ROMNEY: “While the rest of the Republican presidential field seeks a win in one or the other of the two lead-voting states, Mitt Romney campaigned in both yesterday,” the Boston Globe writes. “While the rest of the Republican presidential field seeks a win in one or the other of the two lead-voting states, Mitt Romney campaigned in both yesterday. It not only supported his boast of being a national candidate, but it also aimed at scoring perhaps insurmountable back-to-back wins in the Iowa caucuses and New Hampshire primary.”

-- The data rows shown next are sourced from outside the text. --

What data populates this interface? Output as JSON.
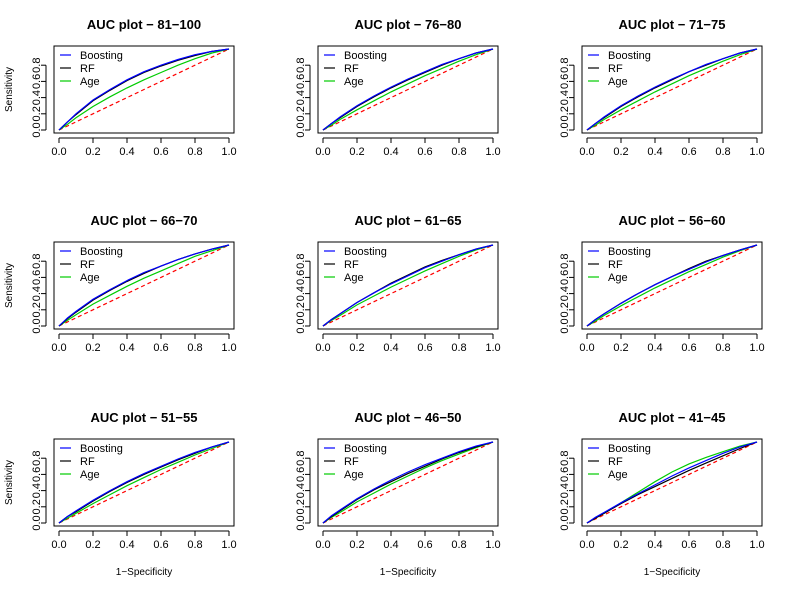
{
  "figure": {
    "xlabel": "1−Specificity",
    "ylabel": "Sensitivity"
  },
  "colors": {
    "Boosting": "#0000ff",
    "RF": "#000000",
    "Age": "#00cc00",
    "reference": "#ff0000"
  },
  "chart_data": [
    {
      "type": "line",
      "title": "AUC plot − 81−100",
      "xlim": [
        0,
        1
      ],
      "ylim": [
        0,
        1
      ],
      "x_ticks": [
        "0.0",
        "0.2",
        "0.4",
        "0.6",
        "0.8",
        "1.0"
      ],
      "y_ticks": [
        "0.0",
        "0.2",
        "0.4",
        "0.6",
        "0.8"
      ],
      "legend": [
        "Boosting",
        "RF",
        "Age"
      ],
      "legend_position": "top-left",
      "x": [
        0,
        0.05,
        0.1,
        0.2,
        0.3,
        0.4,
        0.5,
        0.6,
        0.7,
        0.8,
        0.9,
        1
      ],
      "series": [
        {
          "name": "Boosting",
          "values": [
            0,
            0.1,
            0.2,
            0.37,
            0.5,
            0.62,
            0.72,
            0.8,
            0.87,
            0.93,
            0.97,
            1
          ]
        },
        {
          "name": "RF",
          "values": [
            0,
            0.1,
            0.19,
            0.36,
            0.49,
            0.61,
            0.71,
            0.79,
            0.86,
            0.92,
            0.97,
            1
          ]
        },
        {
          "name": "Age",
          "values": [
            0,
            0.07,
            0.15,
            0.29,
            0.41,
            0.52,
            0.62,
            0.71,
            0.8,
            0.88,
            0.95,
            1
          ]
        },
        {
          "name": "",
          "values": [
            0,
            0.05,
            0.1,
            0.2,
            0.3,
            0.4,
            0.5,
            0.6,
            0.7,
            0.8,
            0.9,
            1
          ]
        }
      ]
    },
    {
      "type": "line",
      "title": "AUC plot − 76−80",
      "xlim": [
        0,
        1
      ],
      "ylim": [
        0,
        1
      ],
      "x_ticks": [
        "0.0",
        "0.2",
        "0.4",
        "0.6",
        "0.8",
        "1.0"
      ],
      "y_ticks": [
        "0.0",
        "0.2",
        "0.4",
        "0.6",
        "0.8"
      ],
      "legend": [
        "Boosting",
        "RF",
        "Age"
      ],
      "legend_position": "top-left",
      "x": [
        0,
        0.05,
        0.1,
        0.2,
        0.3,
        0.4,
        0.5,
        0.6,
        0.7,
        0.8,
        0.9,
        1
      ],
      "series": [
        {
          "name": "Boosting",
          "values": [
            0,
            0.08,
            0.16,
            0.3,
            0.42,
            0.53,
            0.63,
            0.72,
            0.81,
            0.88,
            0.95,
            1
          ]
        },
        {
          "name": "RF",
          "values": [
            0,
            0.08,
            0.15,
            0.29,
            0.41,
            0.52,
            0.62,
            0.71,
            0.8,
            0.88,
            0.95,
            1
          ]
        },
        {
          "name": "Age",
          "values": [
            0,
            0.06,
            0.13,
            0.25,
            0.36,
            0.47,
            0.57,
            0.67,
            0.76,
            0.85,
            0.93,
            1
          ]
        },
        {
          "name": "",
          "values": [
            0,
            0.05,
            0.1,
            0.2,
            0.3,
            0.4,
            0.5,
            0.6,
            0.7,
            0.8,
            0.9,
            1
          ]
        }
      ]
    },
    {
      "type": "line",
      "title": "AUC plot − 71−75",
      "xlim": [
        0,
        1
      ],
      "ylim": [
        0,
        1
      ],
      "x_ticks": [
        "0.0",
        "0.2",
        "0.4",
        "0.6",
        "0.8",
        "1.0"
      ],
      "y_ticks": [
        "0.0",
        "0.2",
        "0.4",
        "0.6",
        "0.8"
      ],
      "legend": [
        "Boosting",
        "RF",
        "Age"
      ],
      "legend_position": "top-left",
      "x": [
        0,
        0.05,
        0.1,
        0.2,
        0.3,
        0.4,
        0.5,
        0.6,
        0.7,
        0.8,
        0.9,
        1
      ],
      "series": [
        {
          "name": "Boosting",
          "values": [
            0,
            0.08,
            0.16,
            0.3,
            0.42,
            0.53,
            0.63,
            0.72,
            0.81,
            0.88,
            0.95,
            1
          ]
        },
        {
          "name": "RF",
          "values": [
            0,
            0.08,
            0.15,
            0.29,
            0.41,
            0.52,
            0.62,
            0.72,
            0.8,
            0.88,
            0.95,
            1
          ]
        },
        {
          "name": "Age",
          "values": [
            0,
            0.06,
            0.13,
            0.25,
            0.36,
            0.47,
            0.57,
            0.67,
            0.76,
            0.85,
            0.93,
            1
          ]
        },
        {
          "name": "",
          "values": [
            0,
            0.05,
            0.1,
            0.2,
            0.3,
            0.4,
            0.5,
            0.6,
            0.7,
            0.8,
            0.9,
            1
          ]
        }
      ]
    },
    {
      "type": "line",
      "title": "AUC plot − 66−70",
      "xlim": [
        0,
        1
      ],
      "ylim": [
        0,
        1
      ],
      "x_ticks": [
        "0.0",
        "0.2",
        "0.4",
        "0.6",
        "0.8",
        "1.0"
      ],
      "y_ticks": [
        "0.0",
        "0.2",
        "0.4",
        "0.6",
        "0.8"
      ],
      "legend": [
        "Boosting",
        "RF",
        "Age"
      ],
      "legend_position": "top-left",
      "x": [
        0,
        0.05,
        0.1,
        0.2,
        0.3,
        0.4,
        0.5,
        0.6,
        0.7,
        0.8,
        0.9,
        1
      ],
      "series": [
        {
          "name": "Boosting",
          "values": [
            0,
            0.1,
            0.18,
            0.33,
            0.45,
            0.56,
            0.66,
            0.74,
            0.82,
            0.89,
            0.95,
            1
          ]
        },
        {
          "name": "RF",
          "values": [
            0,
            0.09,
            0.17,
            0.32,
            0.44,
            0.55,
            0.65,
            0.74,
            0.82,
            0.89,
            0.95,
            1
          ]
        },
        {
          "name": "Age",
          "values": [
            0,
            0.07,
            0.14,
            0.27,
            0.38,
            0.49,
            0.59,
            0.68,
            0.77,
            0.86,
            0.93,
            1
          ]
        },
        {
          "name": "",
          "values": [
            0,
            0.05,
            0.1,
            0.2,
            0.3,
            0.4,
            0.5,
            0.6,
            0.7,
            0.8,
            0.9,
            1
          ]
        }
      ]
    },
    {
      "type": "line",
      "title": "AUC plot − 61−65",
      "xlim": [
        0,
        1
      ],
      "ylim": [
        0,
        1
      ],
      "x_ticks": [
        "0.0",
        "0.2",
        "0.4",
        "0.6",
        "0.8",
        "1.0"
      ],
      "y_ticks": [
        "0.0",
        "0.2",
        "0.4",
        "0.6",
        "0.8"
      ],
      "legend": [
        "Boosting",
        "RF",
        "Age"
      ],
      "legend_position": "top-left",
      "x": [
        0,
        0.05,
        0.1,
        0.2,
        0.3,
        0.4,
        0.5,
        0.6,
        0.7,
        0.8,
        0.9,
        1
      ],
      "series": [
        {
          "name": "Boosting",
          "values": [
            0,
            0.08,
            0.15,
            0.29,
            0.41,
            0.52,
            0.62,
            0.72,
            0.8,
            0.88,
            0.95,
            1
          ]
        },
        {
          "name": "RF",
          "values": [
            0,
            0.08,
            0.15,
            0.29,
            0.41,
            0.53,
            0.63,
            0.73,
            0.81,
            0.88,
            0.95,
            1
          ]
        },
        {
          "name": "Age",
          "values": [
            0,
            0.07,
            0.13,
            0.26,
            0.37,
            0.48,
            0.58,
            0.68,
            0.77,
            0.86,
            0.94,
            1
          ]
        },
        {
          "name": "",
          "values": [
            0,
            0.05,
            0.1,
            0.2,
            0.3,
            0.4,
            0.5,
            0.6,
            0.7,
            0.8,
            0.9,
            1
          ]
        }
      ]
    },
    {
      "type": "line",
      "title": "AUC plot − 56−60",
      "xlim": [
        0,
        1
      ],
      "ylim": [
        0,
        1
      ],
      "x_ticks": [
        "0.0",
        "0.2",
        "0.4",
        "0.6",
        "0.8",
        "1.0"
      ],
      "y_ticks": [
        "0.0",
        "0.2",
        "0.4",
        "0.6",
        "0.8"
      ],
      "legend": [
        "Boosting",
        "RF",
        "Age"
      ],
      "legend_position": "top-left",
      "x": [
        0,
        0.05,
        0.1,
        0.2,
        0.3,
        0.4,
        0.5,
        0.6,
        0.7,
        0.8,
        0.9,
        1
      ],
      "series": [
        {
          "name": "Boosting",
          "values": [
            0,
            0.08,
            0.15,
            0.28,
            0.4,
            0.51,
            0.61,
            0.7,
            0.79,
            0.87,
            0.94,
            1
          ]
        },
        {
          "name": "RF",
          "values": [
            0,
            0.08,
            0.15,
            0.28,
            0.4,
            0.51,
            0.61,
            0.71,
            0.8,
            0.87,
            0.94,
            1
          ]
        },
        {
          "name": "Age",
          "values": [
            0,
            0.06,
            0.13,
            0.25,
            0.36,
            0.47,
            0.57,
            0.67,
            0.76,
            0.85,
            0.93,
            1
          ]
        },
        {
          "name": "",
          "values": [
            0,
            0.05,
            0.1,
            0.2,
            0.3,
            0.4,
            0.5,
            0.6,
            0.7,
            0.8,
            0.9,
            1
          ]
        }
      ]
    },
    {
      "type": "line",
      "title": "AUC plot − 51−55",
      "xlim": [
        0,
        1
      ],
      "ylim": [
        0,
        1
      ],
      "x_ticks": [
        "0.0",
        "0.2",
        "0.4",
        "0.6",
        "0.8",
        "1.0"
      ],
      "y_ticks": [
        "0.0",
        "0.2",
        "0.4",
        "0.6",
        "0.8"
      ],
      "legend": [
        "Boosting",
        "RF",
        "Age"
      ],
      "legend_position": "top-left",
      "x": [
        0,
        0.05,
        0.1,
        0.2,
        0.3,
        0.4,
        0.5,
        0.6,
        0.7,
        0.8,
        0.9,
        1
      ],
      "series": [
        {
          "name": "Boosting",
          "values": [
            0,
            0.08,
            0.15,
            0.28,
            0.4,
            0.51,
            0.61,
            0.7,
            0.79,
            0.87,
            0.94,
            1
          ]
        },
        {
          "name": "RF",
          "values": [
            0,
            0.08,
            0.14,
            0.27,
            0.39,
            0.5,
            0.6,
            0.69,
            0.78,
            0.86,
            0.94,
            1
          ]
        },
        {
          "name": "Age",
          "values": [
            0,
            0.06,
            0.12,
            0.24,
            0.35,
            0.46,
            0.56,
            0.66,
            0.75,
            0.84,
            0.92,
            1
          ]
        },
        {
          "name": "",
          "values": [
            0,
            0.05,
            0.1,
            0.2,
            0.3,
            0.4,
            0.5,
            0.6,
            0.7,
            0.8,
            0.9,
            1
          ]
        }
      ]
    },
    {
      "type": "line",
      "title": "AUC plot − 46−50",
      "xlim": [
        0,
        1
      ],
      "ylim": [
        0,
        1
      ],
      "x_ticks": [
        "0.0",
        "0.2",
        "0.4",
        "0.6",
        "0.8",
        "1.0"
      ],
      "y_ticks": [
        "0.0",
        "0.2",
        "0.4",
        "0.6",
        "0.8"
      ],
      "legend": [
        "Boosting",
        "RF",
        "Age"
      ],
      "legend_position": "top-left",
      "x": [
        0,
        0.05,
        0.1,
        0.2,
        0.3,
        0.4,
        0.5,
        0.6,
        0.7,
        0.8,
        0.9,
        1
      ],
      "series": [
        {
          "name": "Boosting",
          "values": [
            0,
            0.09,
            0.16,
            0.3,
            0.42,
            0.53,
            0.63,
            0.72,
            0.8,
            0.88,
            0.95,
            1
          ]
        },
        {
          "name": "RF",
          "values": [
            0,
            0.08,
            0.15,
            0.29,
            0.41,
            0.51,
            0.61,
            0.7,
            0.79,
            0.87,
            0.94,
            1
          ]
        },
        {
          "name": "Age",
          "values": [
            0,
            0.07,
            0.13,
            0.26,
            0.37,
            0.48,
            0.58,
            0.68,
            0.77,
            0.85,
            0.93,
            1
          ]
        },
        {
          "name": "",
          "values": [
            0,
            0.05,
            0.1,
            0.2,
            0.3,
            0.4,
            0.5,
            0.6,
            0.7,
            0.8,
            0.9,
            1
          ]
        }
      ]
    },
    {
      "type": "line",
      "title": "AUC plot − 41−45",
      "xlim": [
        0,
        1
      ],
      "ylim": [
        0,
        1
      ],
      "x_ticks": [
        "0.0",
        "0.2",
        "0.4",
        "0.6",
        "0.8",
        "1.0"
      ],
      "y_ticks": [
        "0.0",
        "0.2",
        "0.4",
        "0.6",
        "0.8"
      ],
      "legend": [
        "Boosting",
        "RF",
        "Age"
      ],
      "legend_position": "top-left",
      "x": [
        0,
        0.05,
        0.1,
        0.2,
        0.3,
        0.4,
        0.5,
        0.6,
        0.7,
        0.8,
        0.9,
        1
      ],
      "series": [
        {
          "name": "Boosting",
          "values": [
            0,
            0.07,
            0.13,
            0.25,
            0.36,
            0.47,
            0.58,
            0.68,
            0.77,
            0.86,
            0.94,
            1
          ]
        },
        {
          "name": "RF",
          "values": [
            0,
            0.06,
            0.12,
            0.24,
            0.35,
            0.45,
            0.55,
            0.65,
            0.74,
            0.83,
            0.92,
            1
          ]
        },
        {
          "name": "Age",
          "values": [
            0,
            0.06,
            0.12,
            0.25,
            0.38,
            0.51,
            0.63,
            0.73,
            0.81,
            0.88,
            0.95,
            1
          ]
        },
        {
          "name": "",
          "values": [
            0,
            0.05,
            0.1,
            0.2,
            0.3,
            0.4,
            0.5,
            0.6,
            0.7,
            0.8,
            0.9,
            1
          ]
        }
      ]
    }
  ]
}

“Following his speech, Romney did not answer when asked if he planned to release his tax returns,” the Boston Globe writes. “On Thursday, his son Matthew alluded to a New Hampshire audience that the presidential candidate might release his tax returns if President Obama released his academic grades and birth certificate. Matthew Romney later said he was repeating a joke, and apologized.”

Here’s NBC’s Peter Alexander’s Nightly News report, including Andrea Mitchell’s interview with Romney and whether he’d release his taxes:

ROMNEY: You know, if I become president, why, I’ll consider that. It’s a little premature to be talking about that at this stage.
MITCHELL: Is there some secret? People know you’re wealthy. 
ROMNEY: Yeah, I understand. [laughs]
MITCHELL: There’s nothing to hide. 
ROMNEY: No, I agree. There’s nothing to hide.

Off message: “Mitt Romney's son stole a bit of the news cycle on Friday after he joked to a group of seniors in New Hampshire that his dad would release his tax records when President Obama released his birth certificate,” the New York Daily News writes. 

The New York Daily News: “Jersey Gov. Chris Christie tells Iowa voters: Vote for Mitt Romney, or else.”

The New York Post: “Mitt man Christie threatens Iowa — 'Jersey-style'.”

SANTORUM: “Rick Santorum, riding a late tailwind that has moved him up in the polls, is suddenly a hot commodity on the campaign trail as he attempts to consolidate the crucial but fragmented constituencies of social and religious conservatives,” the Boston Globe’s Mooney and Jan write. “But there are signs that leaders of Iowa’s influential evangelical Christian community are worried that divided loyalties in that group will help a less socially conservative candidate like former Massachusetts governor Mitt Romney or Representative Ron Paul of Texas win the caucuses on Tuesday. Two pastors approached Santorum and Representative Michele Bachmann of Minnesota recently to urge one or the other to drop out and endorse the other to consolidate evangelical Christian support, the Associated Press reported. One of the pastors has since endorsed Santorum.”

Here’s NBC’s Chuck Todd’s Nightly News report, including an interview with Santorum. Santorum on Romney: “I don’t think a liberal Massachusetts governor is going to come and be able to relate to folks as well as the guy who grew up the grandson of a coal miner.”